TSMC’s dominance in manufacturing some of the world’s most advanced chips for high-end customers like Apple Inc (AAPL.O) and Qualcomm Inc (QCOM.O) had protected it from the downturn driven by chipmakers like AMD (AMD.O ) and Micron Technology Inc (MU.O).
However, the Taiwanese company’s comment on Thursday was more in line with industry concerns about decades of high inflation, rising interest rates and COVID-19 lockdowns in China, which have weighed on the consumer electronics market.
TOOL DELAYS
TSMC, Asia’s most valuable publicly traded company, has reduced its capital expenditure (capex) for 2022 to around US$36 billion. In July, the company said it was flying the low end of its previous $40 billion to $44 billion in investment guidance this year, with some spending being pushed back to next year due to a delay in the delivery of some chip-making equipment.
“About half of the change is due to capacity optimization based on the current medium-term outlook and the other half to ongoing tooling challenges,” CFO Wendell Huang said in a media briefing.
For the fourth quarter, TSMC forecast revenue would increase 29% to between $19.9 billion and $20.7 billion, compared to $15.74 billion a year earlier.
The company said its data center and auto businesses have remained stable for now, and its business overall will be more resilient than others.
“We say that 2023 is still a growth year for TSMC and the entire industry is likely to decline,” Wei said.

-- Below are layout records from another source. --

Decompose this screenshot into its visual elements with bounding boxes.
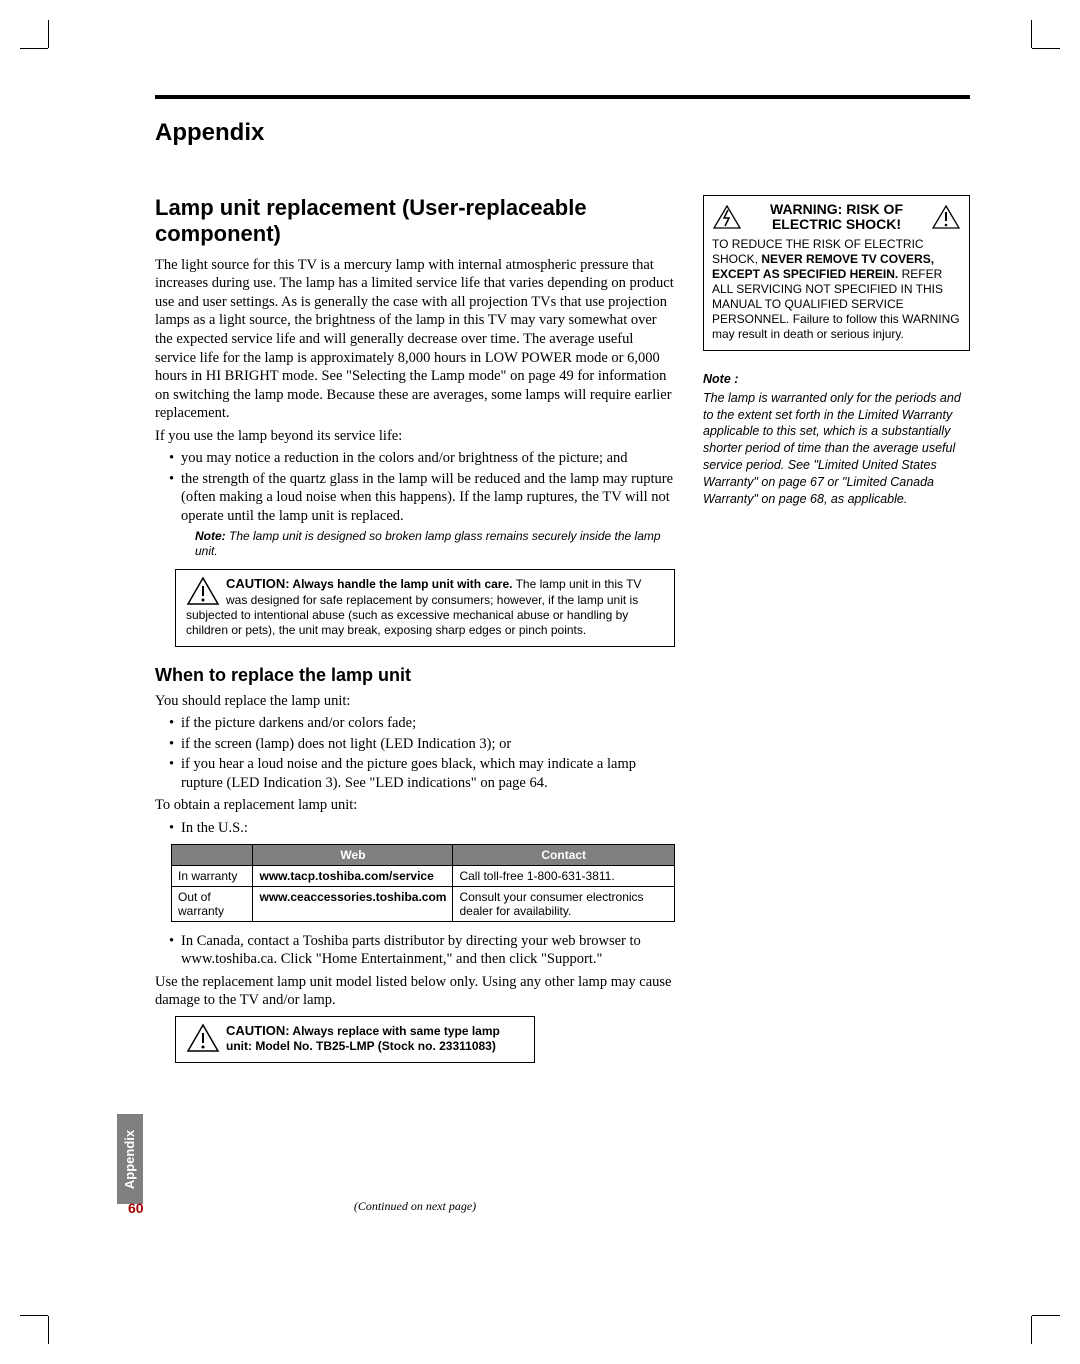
appendix-side-tab: Appendix bbox=[117, 1114, 143, 1204]
crop-mark bbox=[1020, 20, 1060, 60]
warning-triangle-icon bbox=[186, 1023, 220, 1053]
table-cell: Call toll-free 1-800-631-3811. bbox=[453, 865, 675, 886]
replacement-table: Web Contact In warranty www.tacp.toshiba… bbox=[171, 844, 675, 922]
bullet-list-3: In the U.S.: bbox=[155, 819, 675, 838]
warning-triangle-icon bbox=[186, 576, 220, 606]
note-lead: Note: bbox=[195, 529, 226, 543]
crop-mark bbox=[20, 1304, 60, 1344]
left-column: Lamp unit replacement (User-replaceable … bbox=[155, 195, 675, 1081]
continued-footer: (Continued on next page) bbox=[155, 1199, 675, 1214]
intro-paragraph: The light source for this TV is a mercur… bbox=[155, 256, 675, 423]
use-replacement: Use the replacement lamp unit model list… bbox=[155, 973, 675, 1010]
table-header-web: Web bbox=[253, 844, 453, 865]
top-rule bbox=[155, 95, 970, 99]
main-columns: Lamp unit replacement (User-replaceable … bbox=[155, 195, 970, 1081]
list-item: the strength of the quartz glass in the … bbox=[169, 470, 675, 526]
right-column: WARNING: RISK OF ELECTRIC SHOCK! TO REDU… bbox=[703, 195, 970, 1081]
list-item: if the screen (lamp) does not light (LED… bbox=[169, 735, 675, 754]
table-cell: In warranty bbox=[172, 865, 253, 886]
list-item: In Canada, contact a Toshiba parts distr… bbox=[169, 932, 675, 969]
note-inline: Note: The lamp unit is designed so broke… bbox=[155, 529, 675, 559]
subsection-when-replace: When to replace the lamp unit bbox=[155, 665, 675, 686]
side-tab-label: Appendix bbox=[123, 1129, 138, 1188]
crop-mark bbox=[1020, 1304, 1060, 1344]
table-cell: Consult your consumer electronics dealer… bbox=[453, 886, 675, 921]
bullet-list-1: you may notice a reduction in the colors… bbox=[155, 449, 675, 525]
caution-lead: CAUTION: bbox=[226, 576, 290, 591]
shock-triangle-icon bbox=[712, 204, 742, 230]
warning-title: WARNING: RISK OF ELECTRIC SHOCK! bbox=[748, 202, 925, 233]
table-row: In warranty www.tacp.toshiba.com/service… bbox=[172, 865, 675, 886]
table-row: Out of warranty www.ceaccessories.toshib… bbox=[172, 886, 675, 921]
bullet-list-4: In Canada, contact a Toshiba parts distr… bbox=[155, 932, 675, 969]
bullet-list-2: if the picture darkens and/or colors fad… bbox=[155, 714, 675, 792]
appendix-heading: Appendix bbox=[155, 119, 970, 147]
caution-box-1: CAUTION: Always handle the lamp unit wit… bbox=[175, 569, 675, 646]
crop-mark bbox=[20, 20, 60, 60]
page-number: 60 bbox=[128, 1200, 144, 1216]
sidenote-heading: Note : bbox=[703, 371, 970, 388]
warning-box: WARNING: RISK OF ELECTRIC SHOCK! TO REDU… bbox=[703, 195, 970, 351]
note-text: The lamp unit is designed so broken lamp… bbox=[195, 529, 661, 558]
list-item: In the U.S.: bbox=[169, 819, 675, 838]
caution-box-2: CAUTION: Always replace with same type l… bbox=[175, 1016, 535, 1063]
warning-header: WARNING: RISK OF ELECTRIC SHOCK! bbox=[712, 202, 961, 233]
list-item: if you hear a loud noise and the picture… bbox=[169, 755, 675, 792]
table-cell: www.tacp.toshiba.com/service bbox=[253, 865, 453, 886]
warning-triangle-icon bbox=[931, 204, 961, 230]
sidenote-block: Note : The lamp is warranted only for th… bbox=[703, 371, 970, 508]
table-header-contact: Contact bbox=[453, 844, 675, 865]
if-use-line: If you use the lamp beyond its service l… bbox=[155, 427, 675, 446]
table-header-blank bbox=[172, 844, 253, 865]
when-intro: You should replace the lamp unit: bbox=[155, 692, 675, 711]
caution-lead: CAUTION: bbox=[226, 1023, 290, 1038]
list-item: you may notice a reduction in the colors… bbox=[169, 449, 675, 468]
section-title-lamp: Lamp unit replacement (User-replaceable … bbox=[155, 195, 675, 248]
sidenote-text: The lamp is warranted only for the perio… bbox=[703, 390, 970, 508]
table-cell: Out of warranty bbox=[172, 886, 253, 921]
list-item: if the picture darkens and/or colors fad… bbox=[169, 714, 675, 733]
obtain-line: To obtain a replacement lamp unit: bbox=[155, 796, 675, 815]
table-cell: www.ceaccessories.toshiba.com bbox=[253, 886, 453, 921]
caution-bold: Always handle the lamp unit with care. bbox=[290, 577, 513, 591]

As recently as July, TSMC said the current downturn in the industry was having little impact and that long-term demand for its chips was “solid” as companies seek high-performance computing chips used in 5G networks and data centers, as well increased use of chips in devices and vehicles.
Net income for the third quarter ended September increased to T$280.9 billion (US$8.81 billion), compared to the average of T$265.64 billion from 21 analyst estimates compiled by Refinitiv.
Revenue for the quarter increased 36% to $20.23 billion from TSMC’s previously estimated range of $19.8 billion to $20.6 billion. China accounted for just 8% of sales in the third quarter, compared to 13% in the second.
TSMC’s shares are down nearly 36% so far this year, giving it a market value of $323.7 billion. The stock fell 0.6% on Thursday, compared to a 2.1% drop in the benchmark index (.TWII).